Charity Commission remains tight-lipped on Ofcom's Institute of Economic Affairs ruling

The Charity Commission has declined to comment on whether it is considering any regulatory action against the Institute of Economic Affairs following a decision by the media regulator.

Ofcom this week cleared the LBC radio presenter James O’Brien of any wrongdoing after he claimed on air two years ago that the charitable think tank was a politically motivated lobbying organisation funded by “dark money”.

The IEA complained to the media regulator Ofcom that the radio station had made a series of inaccurate and unfair suggestions.

The charity’s aims include “promoting learning by means of research into economics and politics and to improve public understanding thereof”.

But O’Brien accused the charity of being a professional lobby group of “questionable provenance, with dubious ideas and validity”, and another guest described the charity as “politically biased” during a discussion on the funding of think tanks.

Ofcom cleared LBC of any wrongdoing in relation to the claims. 

In response to the ruling, the charity described it as a “nuisance” to deal with an “incompetent state regulator fanning the delusions of conspiracy theorists peddling smear campaigns”.

O’Brien had also urged newspapers to stop quoting from an organisation that is registered as “as an educational charity because they don’t reveal who funds them”.
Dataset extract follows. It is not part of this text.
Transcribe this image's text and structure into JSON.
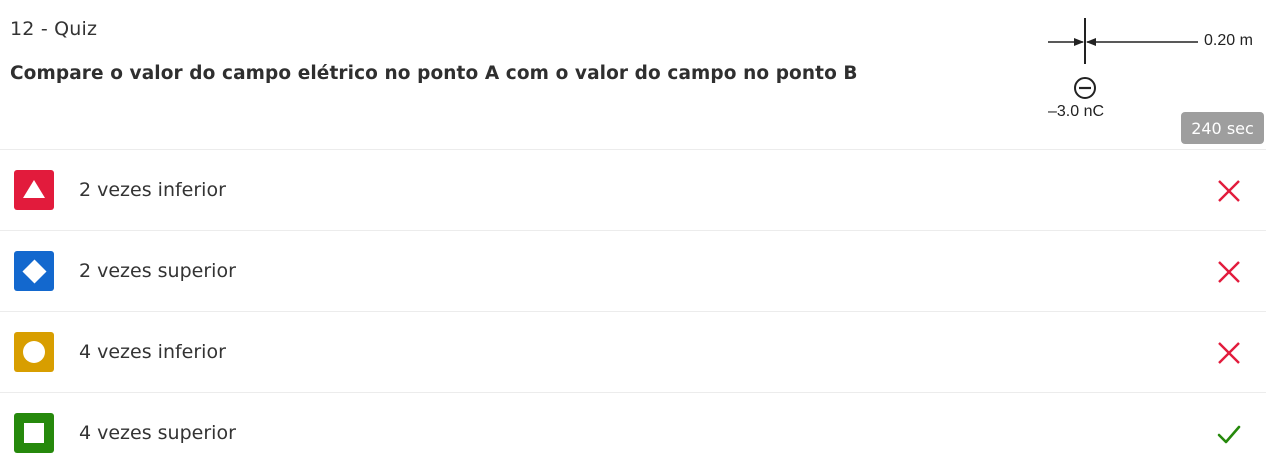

According to its latest accounts up to the end of December 2019, its total income was just over £2m, half a million pound less than in the previous year. 

It reported a 23 per cent decrease in the number of donations in 2019 and its total expenditure of charitable activities was about £2.5m. 

A commission spokesperson said: “We are aware of the Ofcom ruling. We cannot comment further at this time.”

Asked if the Ofcom decision could have any bearing on the IEA’s charitable status, a spokesperson for the think tank said: “This long-delayed Ofcom decision has no bearing on the IEA’s charitable status, which is not at risk from a broadcasting regulator’s ruling on our right to reply to a failed smear campaign in 2019.

“Our view was that if regulated broadcasters invite guests on to attack a charity, that charity should be contacted for comment. Ofcom disagrees. 

“It’s a bizarre decision, but one that has an upside for a more diverse and opinionated media landscape.”

The commission does not have the power to remove a charity’s legal status on the basis of concerns about the way a charity has been managed but instead examines matters through the lens of whether the charity’s trustees were complying with their legal duties and responsibilities. 

The regulator previously issued an official warning to the IEA in February 2019 over the publication of a report about Brexit.

The commission said it had concluded that contents of the report and an associated launch event "amounted to misconduct and mismanagement" by the charity’s trustees.

But the warning was withdrawn four months later after a review by one of the commission’s board members concluded that although it was correct to issue the warning, its handling of the case was "not as good as it should have been".